Aunque no es conforme a la medida literaria de lo que se crea una vez -y que no se debería luego añadir nada-, sí lo es a la verdad manifiesta..., esa misma verdad que de una semblanza parcial o desafortunada de algo importante no se evidenciaría entonces, algo que ahora, sin embargo, pueda así ya -añadiendo este párrafo sensible- poder rectificarse. Es por eso que -a posteriori- quisiera incluir en esta entrada este añadido texto. Y poder así destacar, claramente, esto: que una imagen artística puede ser entendida a veces solo como una representación iconográfica, aséptica, estética y utilitaria, para acompañar así una inspiración crítica de una obra de Arte; pero, sin embargo, también es, sobre todo, una representación vinculantemente emocional y relevante para algunos seres humanos que puedan haberla sufrido o padecerla... La primera imagen de la entrada, el lienzo de Andrew Wyeth denominado El mundo de Cristina, expuesto aquí de modo utilitario para simbolizar la lucha interior ante las fuerzas materiales que podamos o no disponer a veces, es, sin embargo, una de las imágenes de simbología más dura de toda la Historia del Arte. Una imagen que simboliza la más terrorífica sensación de soledad ante el desgarro terrible de los que la sufren. Representa la atormentada figura de una afectada por poliomielitis, enfermedad que, hasta hace poco, fue de las peores de la Humanidad. Actualmente superada por fortuna en su prevención, pero dramática en todas las personas que aún la padecen. Para ellos, como para todos los que sienten alguna afección que les impida en algo vivir, no sólo debiera el Arte acercarse a comprenderlos sino que, también, nuestra consideración y respeto deberían ser expresados claramente en semblanzas que, como ésta, no supieron hacerlo antes de que alguien nos lo hubiese recordado, luego, sincera y amablemente.

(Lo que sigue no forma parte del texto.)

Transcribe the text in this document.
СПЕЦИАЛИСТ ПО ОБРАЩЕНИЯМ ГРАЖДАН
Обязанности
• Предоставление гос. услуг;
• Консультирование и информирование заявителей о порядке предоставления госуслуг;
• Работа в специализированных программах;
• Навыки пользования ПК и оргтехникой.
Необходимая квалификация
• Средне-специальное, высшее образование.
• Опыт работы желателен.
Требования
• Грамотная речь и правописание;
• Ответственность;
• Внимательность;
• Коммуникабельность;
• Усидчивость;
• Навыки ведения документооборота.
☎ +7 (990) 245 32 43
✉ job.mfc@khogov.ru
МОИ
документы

(Cuadro del pintor norteamericano Andrew Wyeth, El mundo de Cristina, 1948, Museo de Arte Moderno, Nueva York; Obra del mismo autor, Invierno, de 1946; Lienzo de Andrew Wyeth, Amante, 1980; Cuadro de Andrew Wyeth, Desbordamiento, 1978; Cuadro del pintor Frederic Edwin Church, Aurora Boreal, 1865; Óleo del pintor Rubens, La Vía Láctea, 1637, Museo del Prado, Madrid; Fotografía Aurora Boreal y la Vía Láctea, Islandia, 2011, derechos de Iceland Aurora, Photo Tours.)

3 comentarios:

Joaquinitopez dijo...

Te sigo habitualmente aunque no deje comentarios. Realmente sabes hacer unas selecciones artísticas algo más que buenas o muy buenas.
Sin embargo, hoy voy a dejar un comentario que espero no te ofenda ni te moleste, vamos que en tus criterios de moderación no chirrie. Es sobre el primer cuadro y la lectura que ofreces. Como afectado de poliomielitis (enfermedad que nadie parece recordar, gracias a la vacuna) creo que se te escapa la angustia de esa muchacha. En parte sin duda por que la enfermedad se ha minimizado y no conocemos hoy el horror que supone. Pero esa chica es una de las imágenes más aterradoras de la historia del arte. La memoria común borra los miedos que ya no necesita y ahora esa criatura queda despojada del espanto de esa realidad que quizás nunca nadie supo ver a menos que lo compartiera.
Un abrazo y permite que te felicite por la coherencia de tu blog.

Arteparnasomanía dijo...

Muchas gracias por tus comentarios, Joaquinitopez, añaden más aún, o mejor, complementan lo que faltaba. El Arte es esférico, y tiene todas las facetas que queramos resaltar de su expresión. Yo aquí quise resaltar la simbología de la lucha, fundalmentalmente interior y no física, que representaba la fuerte imagen de Andrew Wyeth. Pero, quisiera incluir a esta entrada todo lo que dices, con todo mi reconocimiento, afecto y gratitud. Un abrazo especialmente.

Joaquinitopez dijo...

Seria un honor que lo hicieras. Un abrazo.